War crimes are included in the category of offenses called “international crimes” – offenses that violate the common values of the entire international community, and which are therefore particularly grave. Many countries around the world have already passed laws intended to define such offenses and punish their perpetrators, as required by international law. Israel has not yet enacted a law defining war crimes, although this was one of the specific recommendations of the Turkel Commission, published in February 2013. It recommended the adoption of domestic legislation defining the offenses of war crimes in a manner that conforms with international law. As a result, courts-martial adjudicate soldiers who violate laws of war as if they were “ordinary” offenses.

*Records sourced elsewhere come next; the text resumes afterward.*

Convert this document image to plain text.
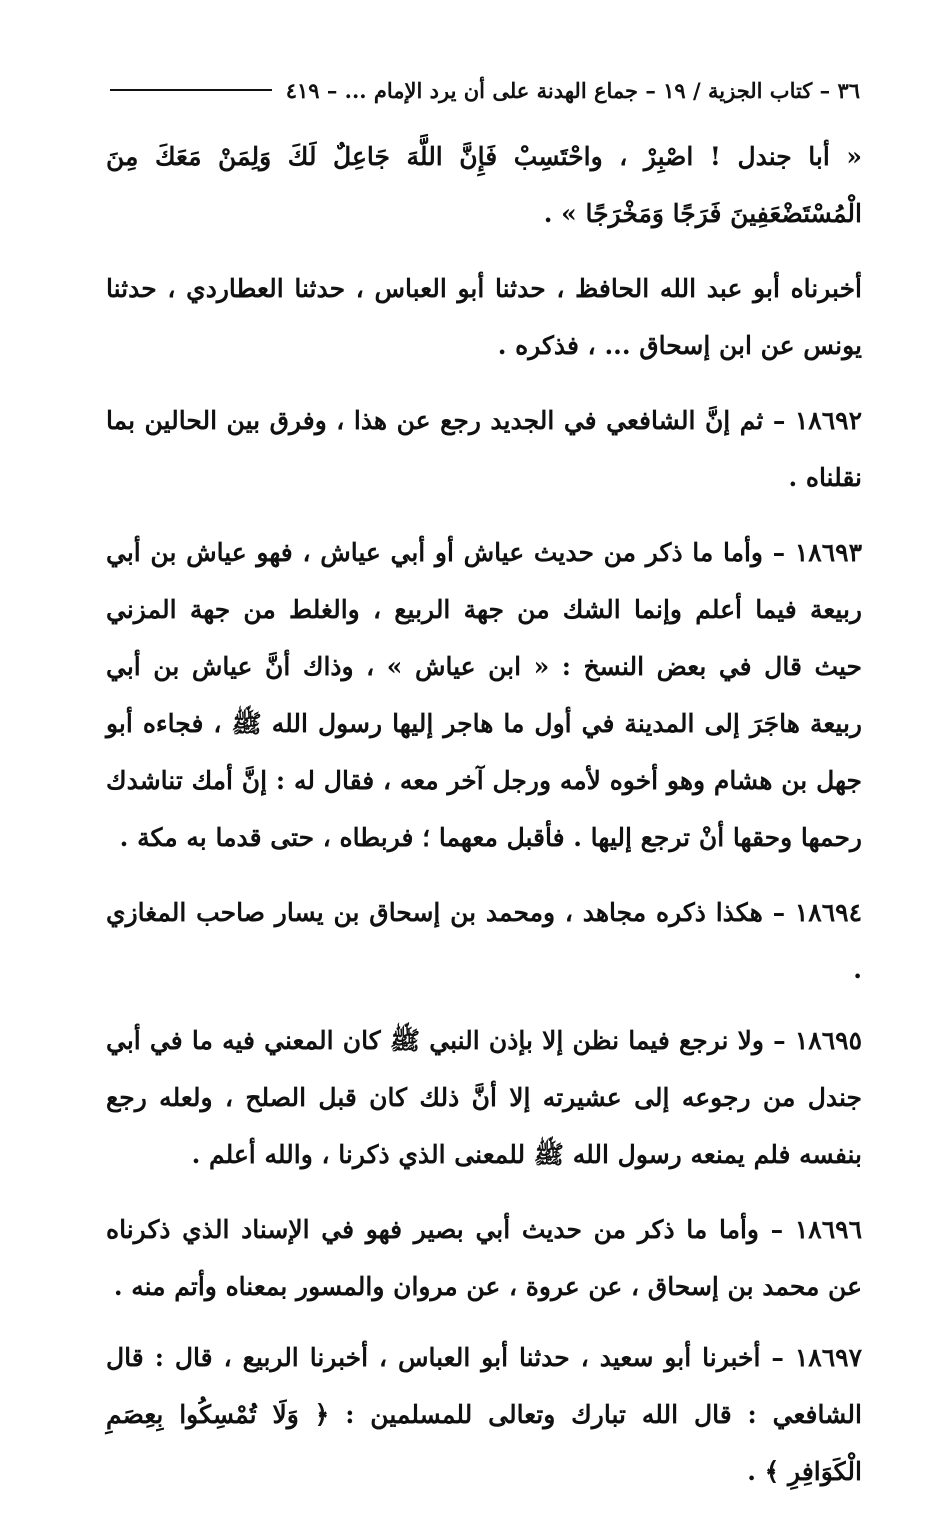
٣٦ – كتاب الجزية / ١٩ – جماع الهدنة على أن يرد الإمام ... – ٤١٩

« أبا جندل ! اصْبِرْ ، واحْتَسِبْ فَإِنَّ اللَّهَ جَاعِلٌ لَكَ وَلِمَنْ مَعَكَ مِنَ الْمُسْتَضْعَفِينَ فَرَجًا وَمَخْرَجًا » .

أخبرناه أبو عبد الله الحافظ ، حدثنا أبو العباس ، حدثنا العطاردي ، حدثنا يونس عن ابن إسحاق ... ، فذكره .

١٨٦٩٢ – ثم إنَّ الشافعي في الجديد رجع عن هذا ، وفرق بين الحالين بما نقلناه .

١٨٦٩٣ – وأما ما ذكر من حديث عياش أو أبي عياش ، فهو عياش بن أبي ربيعة فيما أعلم وإنما الشك من جهة الربيع ، والغلط من جهة المزني حيث قال في بعض النسخ : « ابن عياش » ، وذاك أنَّ عياش بن أبي ربيعة هاجَرَ إلى المدينة في أول ما هاجر إليها رسول الله ﷺ ، فجاءه أبو جهل بن هشام وهو أخوه لأمه ورجل آخر معه ، فقال له : إنَّ أمك تناشدك رحمها وحقها أنْ ترجع إليها . فأقبل معهما ؛ فربطاه ، حتى قدما به مكة .

١٨٦٩٤ – هكذا ذكره مجاهد ، ومحمد بن إسحاق بن يسار صاحب المغازي .

١٨٦٩٥ – ولا نرجع فيما نظن إلا بإذن النبي ﷺ كان المعني فيه ما في أبي جندل من رجوعه إلى عشيرته إلا أنَّ ذلك كان قبل الصلح ، ولعله رجع بنفسه فلم يمنعه رسول الله ﷺ للمعنى الذي ذكرنا ، والله أعلم .

١٨٦٩٦ – وأما ما ذكر من حديث أبي بصير فهو في الإسناد الذي ذكرناه عن محمد بن إسحاق ، عن عروة ، عن مروان والمسور بمعناه وأتم منه .

١٨٦٩٧ – أخبرنا أبو سعيد ، حدثنا أبو العباس ، أخبرنا الربيع ، قال : قال الشافعي : قال الله تبارك وتعالى للمسلمين : ﴿ وَلَا تُمْسِكُوا بِعِصَمِ الْكَوَافِرِ ﴾ .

The accepted view in Israel is that ordinary domestic legislation is adequate for prosecuting defendants for actions that constitute war crimes. There are very few countries that share Israel’s approach. Lacuna surveys international models for legislation that criminalizes war crimes, the existing directives in Israeli law, the military prosecution’s policy, and military court rulings.
Two test cases included in the report (the use of human shields, and abuse of shackled detainees) illustrate how the current legal framework in Israel leads defendants charged with war crimes to be convicted of “ordinary” and even minor offenses. These convictions fail to take into account the unique gravity of the offenses committed by combatants against a civilian population in the context of an armed conflict. The report also shows that, in most cases, those convicted receive lenient sentences, and in many cases the period of criminal record is substantially reduced.
Yesh Din’s position is that in light of the courts-martials’ practices and due to the absence of material offenses in local law, Israel must enact legislation defining a category for unique offenses as war crimes in criminal law.